I recommend that couples spend at least 10 minutes a day without kids, television, email or other distractions to just check-in. “How are you? How was your day? What made it (good, bad, busy, slow, etc.)?” Try to limit information sharing and stories about the children. Keep the topic to what is happening in your world.
It is also important to go on dates at least once a month. This offers a more extended period of time to spend focusing on each other. You can do anything on these dates, but it is better to not go to the movies—you spend the date with your attention on something or someone other than your partner. I know that there can be a lot of barriers to setting aside time for each other: getting a babysitter, getting home from work early enough, finding the money. But even if you just have dinner at home together after the kids go to bed or eat at the dining room table rather than in front of the television, you are meeting the basic requirement: setting aside an extended period of time to focus on each other, without distractions.

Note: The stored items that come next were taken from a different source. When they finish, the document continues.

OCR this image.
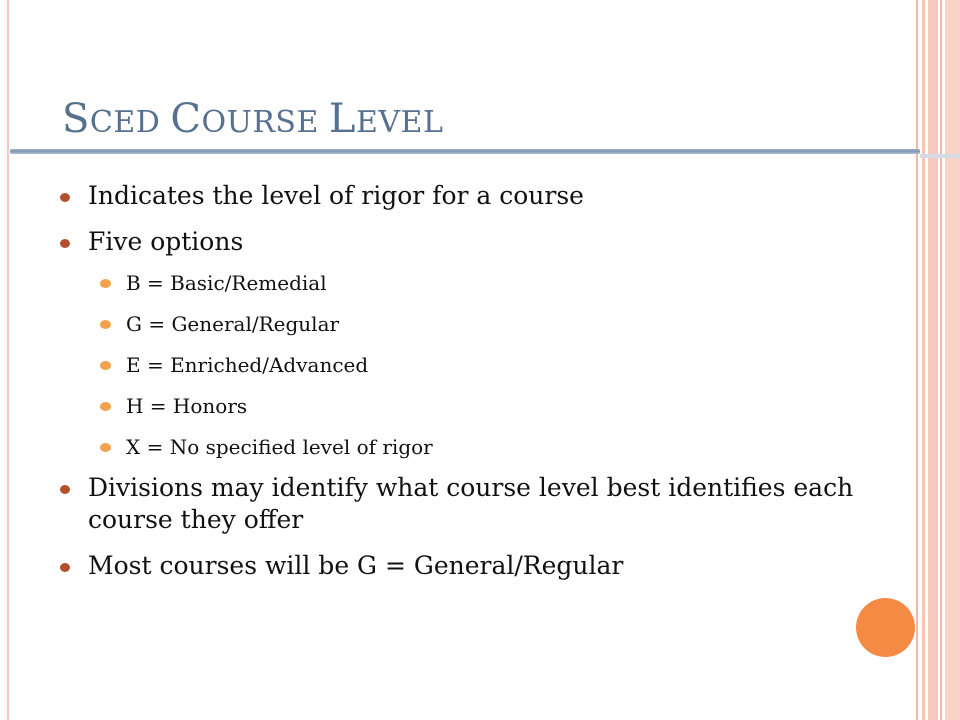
SCED COURSE LEVEL
Indicates the level of rigor for a course
Five options
B = Basic/Remedial
G = General/Regular
E = Enriched/Advanced
H = Honors
X = No specified level of rigor
Divisions may identify what course level best identifies each course they offer
Most courses will be G = General/Regular
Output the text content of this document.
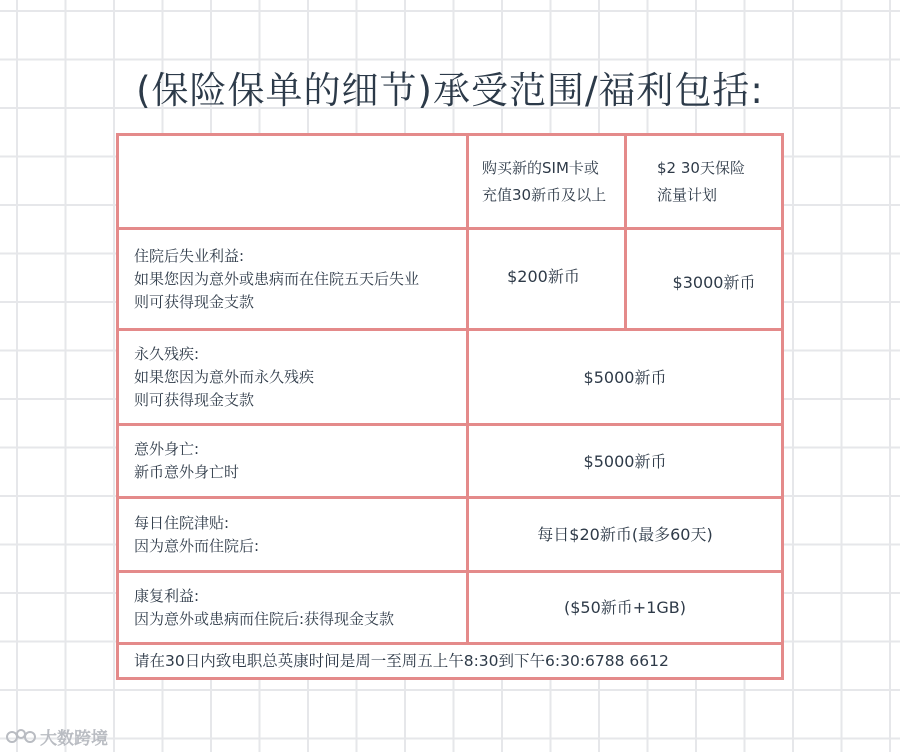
(保险保单的细节)承受范围/福利包括:
购买新的SIM卡或
充值30新币及以上
$2 30天保险
流量计划
住院后失业利益:
如果您因为意外或患病而在住院五天后失业
则可获得现金支款
$200新币	$3000新币
永久残疾:
如果您因为意外而永久残疾
则可获得现金支款
$5000新币
意外身亡:
新币意外身亡时
$5000新币
每日住院津贴:
因为意外而住院后:
每日$20新币(最多60天)
康复利益:
因为意外或患病而住院后:获得现金支款
($50新币+1GB)
请在30日内致电职总英康时间是周一至周五上午8:30到下午6:30:6788 6612
大数跨境
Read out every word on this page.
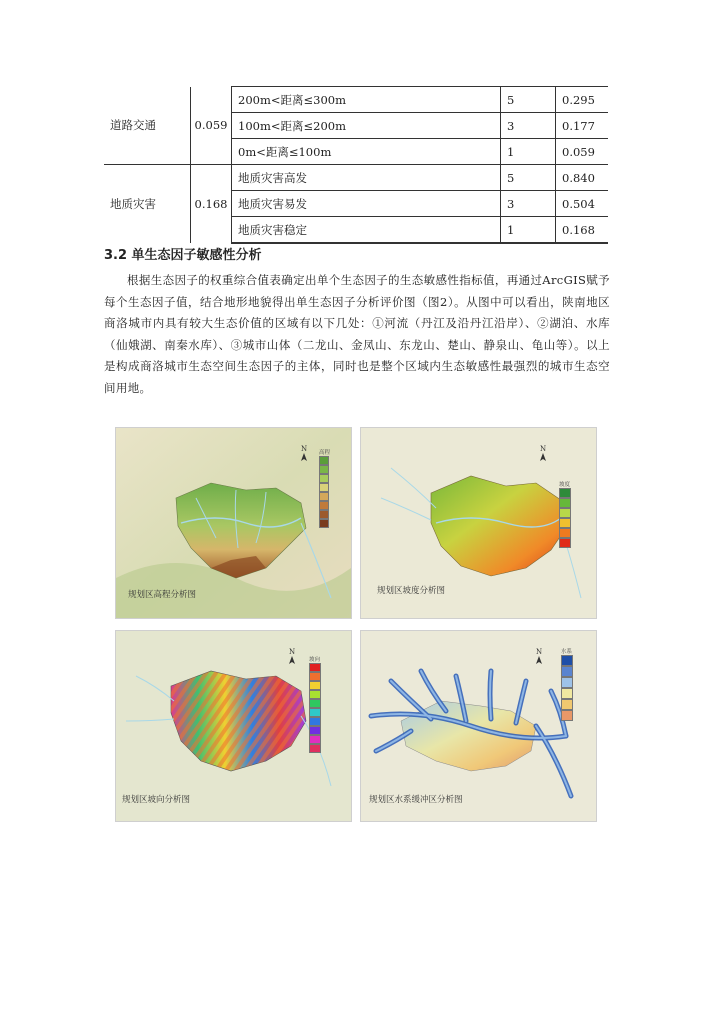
道路交通	0.059	200m<距离≤300m	5	0.295
		100m<距离≤200m	3	0.177
		0m<距离≤100m	1	0.059
地质灾害	0.168	地质灾害高发	5	0.840
		地质灾害易发	3	0.504
		地质灾害稳定	1	0.168
3.2 单生态因子敏感性分析

根据生态因子的权重综合值表确定出单个生态因子的生态敏感性指标值，再通过ArcGIS赋予每个生态因子值，结合地形地貌得出单生态因子分析评价图（图2）。从图中可以看出，陕南地区商洛城市内具有较大生态价值的区域有以下几处：①河流（丹江及沿丹江沿岸）、②湖泊、水库（仙娥湖、南秦水库）、③城市山体（二龙山、金凤山、东龙山、楚山、静泉山、龟山等）。以上是构成商洛城市生态空间生态因子的主体，同时也是整个区域内生态敏感性最强烈的城市生态空间用地。

N 高程
规划区高程分析图
N
坡度
规划区坡度分析图
N
坡向
规划区坡向分析图
N	水系
规划区水系缓冲区分析图
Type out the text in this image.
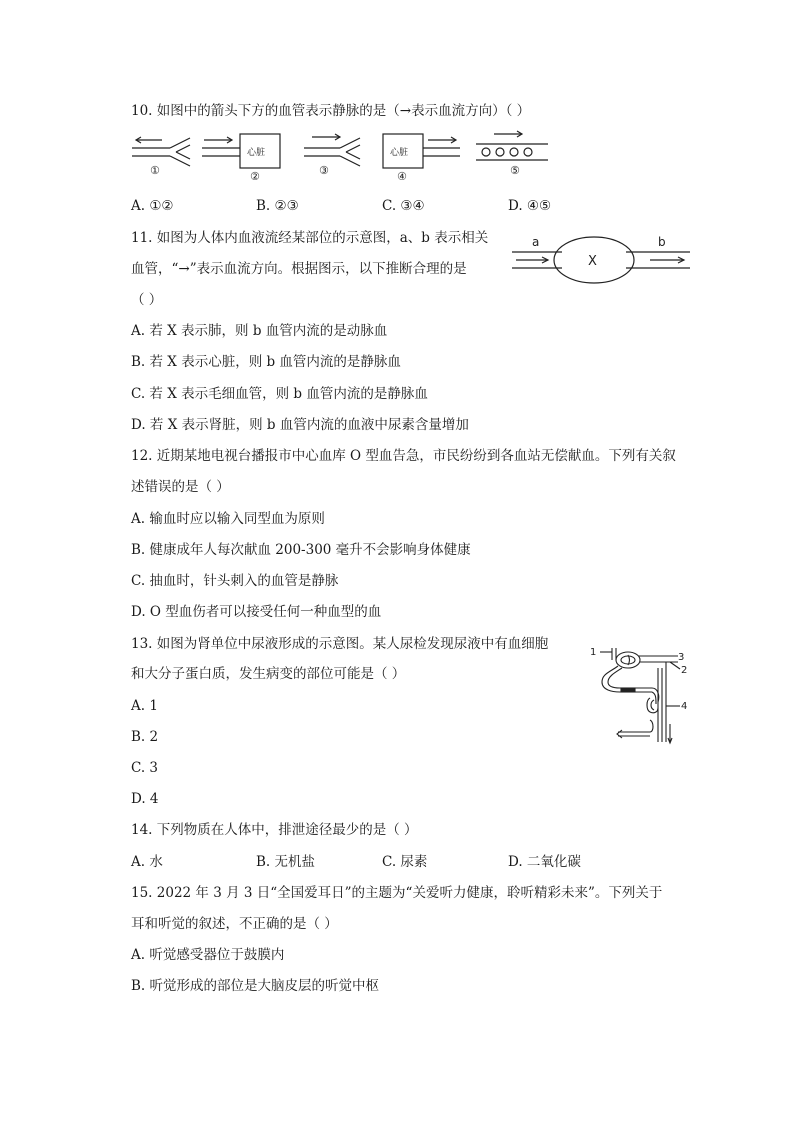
10. 如图中的箭头下方的血管表示静脉的是（→表示血流方向）（ ）
①
心脏
②	③
心脏
④	⑤
A. ①②	B. ②③	C. ③④	D. ④⑤
11. 如图为人体内血液流经某部位的示意图，a、b 表示相关
血管，“→”表示血流方向。根据图示，以下推断合理的是
（ ）
a
X
b
A. 若 X 表示肺，则 b 血管内流的是动脉血
B. 若 X 表示心脏，则 b 血管内流的是静脉血
C. 若 X 表示毛细血管，则 b 血管内流的是静脉血
D. 若 X 表示肾脏，则 b 血管内流的血液中尿素含量增加
12. 近期某地电视台播报市中心血库 O 型血告急，市民纷纷到各血站无偿献血。下列有关叙
述错误的是（ ）
A. 输血时应以输入同型血为原则
B. 健康成年人每次献血 200-300 毫升不会影响身体健康
C. 抽血时，针头刺入的血管是静脉
D. O 型血伤者可以接受任何一种血型的血
13. 如图为肾单位中尿液形成的示意图。某人尿检发现尿液中有血细胞
和大分子蛋白质，发生病变的部位可能是（ ）
1	3
2
4
A. 1
B. 2
C. 3
D. 4
14. 下列物质在人体中，排泄途径最少的是（ ）
A. 水	B. 无机盐	C. 尿素	D. 二氧化碳
15. 2022 年 3 月 3 日“全国爱耳日”的主题为“关爱听力健康，聆听精彩未来”。下列关于
耳和听觉的叙述，不正确的是（ ）
A. 听觉感受器位于鼓膜内
B. 听觉形成的部位是大脑皮层的听觉中枢
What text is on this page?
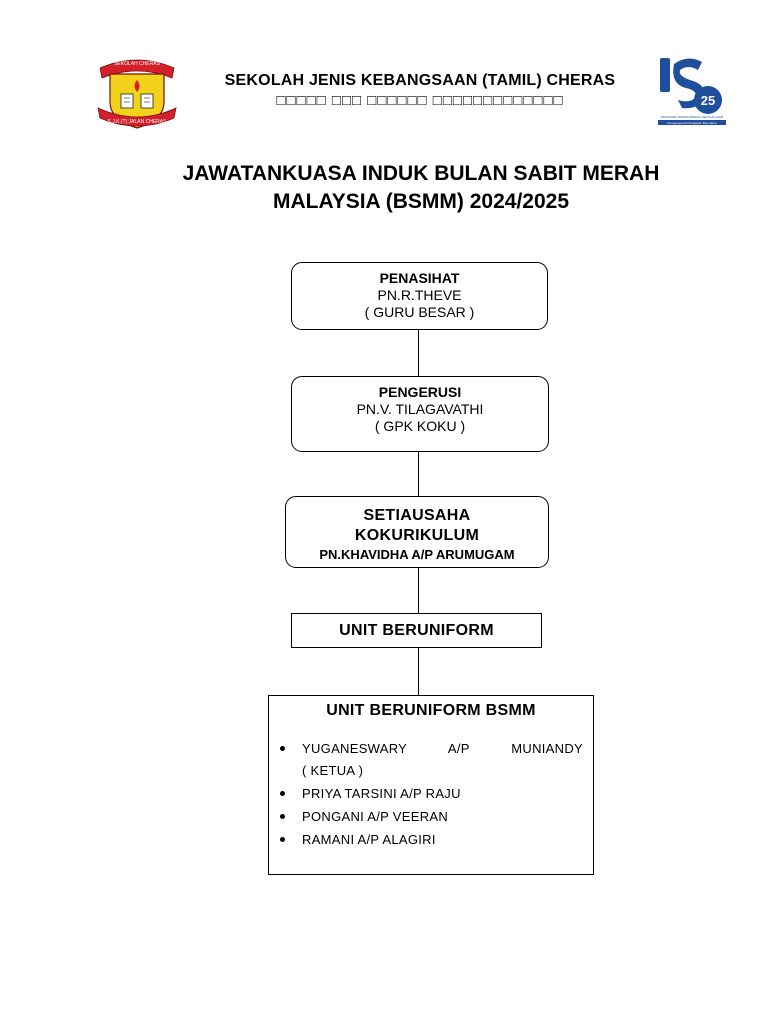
SEKOLAH CHERAS
S.J.K.(T) JALAN CHERAS
SEKOLAH JENIS KEBANGSAAN (TAMIL) CHERAS
□□□□□ □□□ □□□□□□ □□□□□□□□□□□□□	25
PROGRAM TRANSFORMASI SEKOLAH 2025
Pengupaya Pembelajaran Bermakna
JAWATANKUASA INDUK BULAN SABIT MERAH
MALAYSIA (BSMM) 2024/2025
PENASIHAT
PN.R.THEVE
( GURU BESAR )
PENGERUSI
PN.V. TILAGAVATHI
( GPK KOKU )
SETIAUSAHA
KOKURIKULUM
PN.KHAVIDHA A/P ARUMUGAM
UNIT BERUNIFORM
UNIT BERUNIFORM BSMM
YUGANESWARY A/P MUNIANDY
( KETUA )
PRIYA TARSINI A/P RAJU
PONGANI A/P VEERAN
RAMANI A/P ALAGIRI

Time together gives you the opportunity to reconnect, recharge your relationship, and remember why this person is important to you.
Take it.
More About Reflections
Wednesday, April 16, 2008
Why do I keep falling in love only to have my heart broken again? Why do I fall in love with people who are so wrong for me? Why can’t I get over her? Why does my ex hate me so much?
These are questions that I hear over and over in my office. Humans are social creatures. It is an evolutionary trait. Very early on, we learned that we needed each other to reproduce. We needed each other for protection and food. And we needed each other to feel that we belonged. Some of these motivations are still driving us to find a mate.
A partner. A spouse. Someone to love. Someone who will love us back.
However these evolutionary motivations don’t automatically lead to happily ever after. The reality is that relationships are hard. We are not only dealing with our own personalities, temperament, and lessons learned from families about how to be in a relationship. We are also dealing with someone else’s temperament and family lessons. The situation is further complicated by the fact that our deepest feelings get touched.
Unfortunately, there are no easy answers. It is not just a matter of knowing that it is critical to talk your partner about your feelings. It is about jumping over the fears and worries that consume you and trusting that you can be safe with her. It is about being open to hear that he is angry with you. It is about practicing, and realizing that you may hurt his feelings. It is about apologizing when you do. It is about admitting when you are wrong. It is about not losing control of your most powerful and intense feelings. And the process can go right or awry at any or all of these steps.
I will write weekly about issues that pertain to our most intimate relationships. This may come in the form of helping you to better understand how you and your partner are relating; or, it may be tips and tools on how to make things better. It may be in the form of a review of a book that might be interesting and informative to those who want to work on their relationships; or in answering specific questions.
Whether you come to my office or read my Reflections, my hope is that I can help you to find peace and create joy in your relationships.